La llegué a detestar, envidiaba secretamente la fuerza y precisión con la que ejecutaba cualquier tarea y anhelaba poseer tantas habilidades como atesoraba ella. Nunca me dio una oportunidad, conseguía adelantarse ante cualquier cometido, se ofrecía groseramente y resolvía con intolerable eficacia lo necesario. A mí, sencillamente, no se me tenía en cuenta, tan solo era requerida para labores de apoyo o para aquellas acciones en las que se precisaban las dos manos inexcusablemente. Jamás tuve una pizca de reconocimiento, en nada fui decisiva. De todas las cosas que hay por hacer manualmente, que son muchas y tan variadas, no hay una sola que me haya sido encomendada, y eso, que me hastiaba tanto al principio, me llenó de rabia después, creció en mí un odio que finalmente no supe o no quise ya dominar. Es cierto que la culpa no fue del todo suya al principio, porque vinimos a nacer en una época, tristemente conocida, en la que cualquier iniciativa de una mano izquierda era aniquilada de raíz, había que hacerlo todo a diestras, porque utilizar la zurda (como se me llamaba despectivamente) tenía las peores consecuencias, pero también es cierto que la mano derecha nunca condescendió en nada, se envanecía en su papel preeminente.

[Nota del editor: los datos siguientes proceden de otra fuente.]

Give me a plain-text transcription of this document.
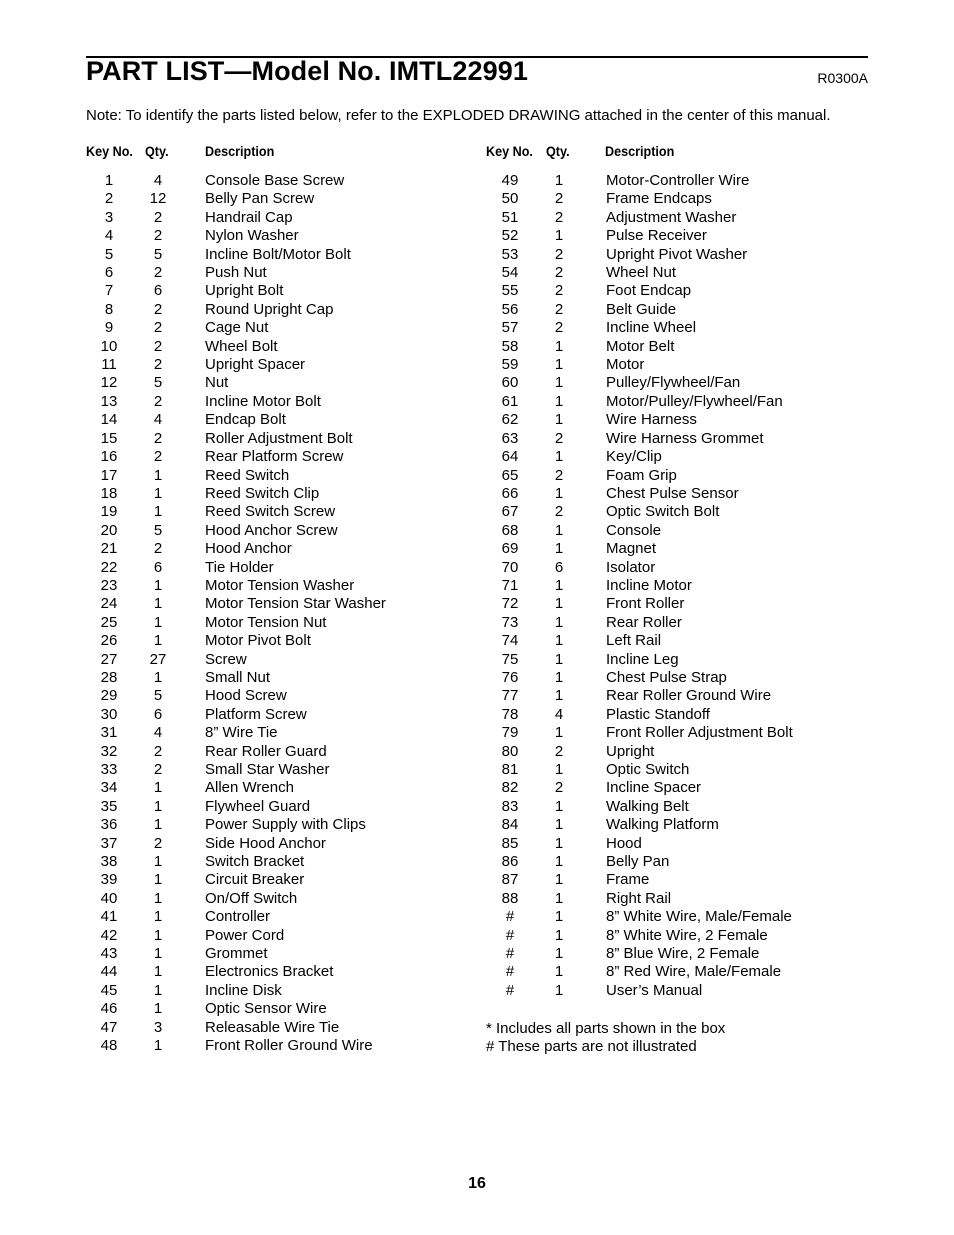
PART LIST—Model No. IMTL22991	R0300A
Note: To identify the parts listed below, refer to the EXPLODED DRAWING attached in the center of this manual.
Key No. Qty.	Description	Key No. Qty.	Description
1	4	Console Base Screw
2	12	Belly Pan Screw
3	2	Handrail Cap
4	2	Nylon Washer
5	5	Incline Bolt/Motor Bolt
6	2	Push Nut
7	6	Upright Bolt
8	2	Round Upright Cap
9	2	Cage Nut
10	2	Wheel Bolt
11	2	Upright Spacer
12	5	Nut
13	2	Incline Motor Bolt
14	4	Endcap Bolt
15	2	Roller Adjustment Bolt
16	2	Rear Platform Screw
17	1	Reed Switch
18	1	Reed Switch Clip
19	1	Reed Switch Screw
20	5	Hood Anchor Screw
21	2	Hood Anchor
22	6	Tie Holder
23	1	Motor Tension Washer
24	1	Motor Tension Star Washer
25	1	Motor Tension Nut
26	1	Motor Pivot Bolt
27	27	Screw
28	1	Small Nut
29	5	Hood Screw
30	6	Platform Screw
31	4	8” Wire Tie
32	2	Rear Roller Guard
33	2	Small Star Washer
34	1	Allen Wrench
35	1	Flywheel Guard
36	1	Power Supply with Clips
37	2	Side Hood Anchor
38	1	Switch Bracket
39	1	Circuit Breaker
40	1	On/Off Switch
41	1	Controller
42	1	Power Cord
43	1	Grommet
44	1	Electronics Bracket
45	1	Incline Disk
46	1	Optic Sensor Wire
47	3	Releasable Wire Tie
48	1	Front Roller Ground Wire
49	1	Motor-Controller Wire
50	2	Frame Endcaps
51	2	Adjustment Washer
52	1	Pulse Receiver
53	2	Upright Pivot Washer
54	2	Wheel Nut
55	2	Foot Endcap
56	2	Belt Guide
57	2	Incline Wheel
58	1	Motor Belt
59	1	Motor
60	1	Pulley/Flywheel/Fan
61	1	Motor/Pulley/Flywheel/Fan
62	1	Wire Harness
63	2	Wire Harness Grommet
64	1	Key/Clip
65	2	Foam Grip
66	1	Chest Pulse Sensor
67	2	Optic Switch Bolt
68	1	Console
69	1	Magnet
70	6	Isolator
71	1	Incline Motor
72	1	Front Roller
73	1	Rear Roller
74	1	Left Rail
75	1	Incline Leg
76	1	Chest Pulse Strap
77	1	Rear Roller Ground Wire
78	4	Plastic Standoff
79	1	Front Roller Adjustment Bolt
80	2	Upright
81	1	Optic Switch
82	2	Incline Spacer
83	1	Walking Belt
84	1	Walking Platform
85	1	Hood
86	1	Belly Pan
87	1	Frame
88	1	Right Rail
#	1	8” White Wire, Male/Female
#	1	8” White Wire, 2 Female
#	1	8” Blue Wire, 2 Female
#	1	8” Red Wire, Male/Female
#	1	User’s Manual
* Includes all parts shown in the box
# These parts are not illustrated
16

Ayer noche estábamos en el pequeño taller del garaje, junto a la pila de leña que partimos para la chimenea cuando llega el invierno, entregadas laboriosamente a trabajos de bricolaje: tomamos medidas sobre un tablero y ella dibuja las piezas, las sierra, las pule, hace los taladros y ensarta los pedazos con tornillos mientras yo me limito a sujetar lo que es preciso. Fue en un rapto de locura que vi el hacha de mano a mi alcance, así con firmeza el mango y le asesté un golpe feroz y errático al no tener buen dominio sobre la herramienta, le seccioné dos dedos que cayeron muertos sobre el piso, la sangre le manaba a chorros y se agitaba presa del dolor, me fue imposible acertar de nuevo con el filo y entonces agarré un pesado martillo, descargué golpes ciegos persiguiéndola y la alcancé finalmente cuando se disponía a huir, posada sobre el tirador de la puerta, le machaqué con saña los nudillos y los metatarsos que le quedaban. Fue una carnicería, un fratricidio chapucero, la evidencia de mi nula pericia.
Ahora, y después, me ha venido el arrepentimiento, no por lo que hice, que tarde o temprano tenía que ocurrir, sino por esa sensación de inutilidad constante que tengo, porque aún no he sabido firmar decorosamente los papeles del hospital y tiemblo ante la idea de usar un peine, por ejemplo, cuando ni tan siquiera soy capaz de hurgar en la nariz como es debido. Mucha mano izquierda voy a necesitar en adelante.
Mi mano incestuosa
Las madres siempre alentábamos a nuestros chiquillos antes de que empezara la carrera. Gabriel estaba algo nervioso, así que le indiqué que se acercara. Apreté levemente sus diminutos testículos y le grité: ¡A por ellos, huevecillos dorados! Algunas madres se rieron pero otras se escandalizaron, quizás envidiosas de que mi niño ganara.
Repetimos el ritual en cada competición y Gabriel siempre vencía. Una asociación me denunció por conato de incesto, lo cual tomé a broma. ¿Me caería la perpetua cuando se enterasen de que lo bañaba desnudo desde pequeño? La polémica nos vino bien, económicamente hablando, pues una empresa de guantes de fregar nos llamó para grabar un anuncio, a lo que me negué, pero sí que acepté usarlos para dar ánimos al ‘Pequeño Usain blanco’, como empezaban a llamarle (por su velocidad, no por otras dotes).
El caso es que Gabriel ganó el campeonato infantil de la zona y algún fan le creó una página de Facebook. ¡A por ellos, huevecillos dorados! Lo coreaba todo el público cuando mi mano incestuosa le infundía fuerzas. El problema vino cuando le sobrevino la pubertad; claro, ya sí que no lo veía bien, por tanto me negué a hacerlo pese a su insistencia. No volvió a ganar una carrera.
Estuvo un poco triste un tiempo pero se le pasó pronto y comenzó a estudiar Economía con muy buenas notas. Cuando se graduó, en vez de besos le di un apretón de manos.
Hoy día es un exitoso corredor de bolsa.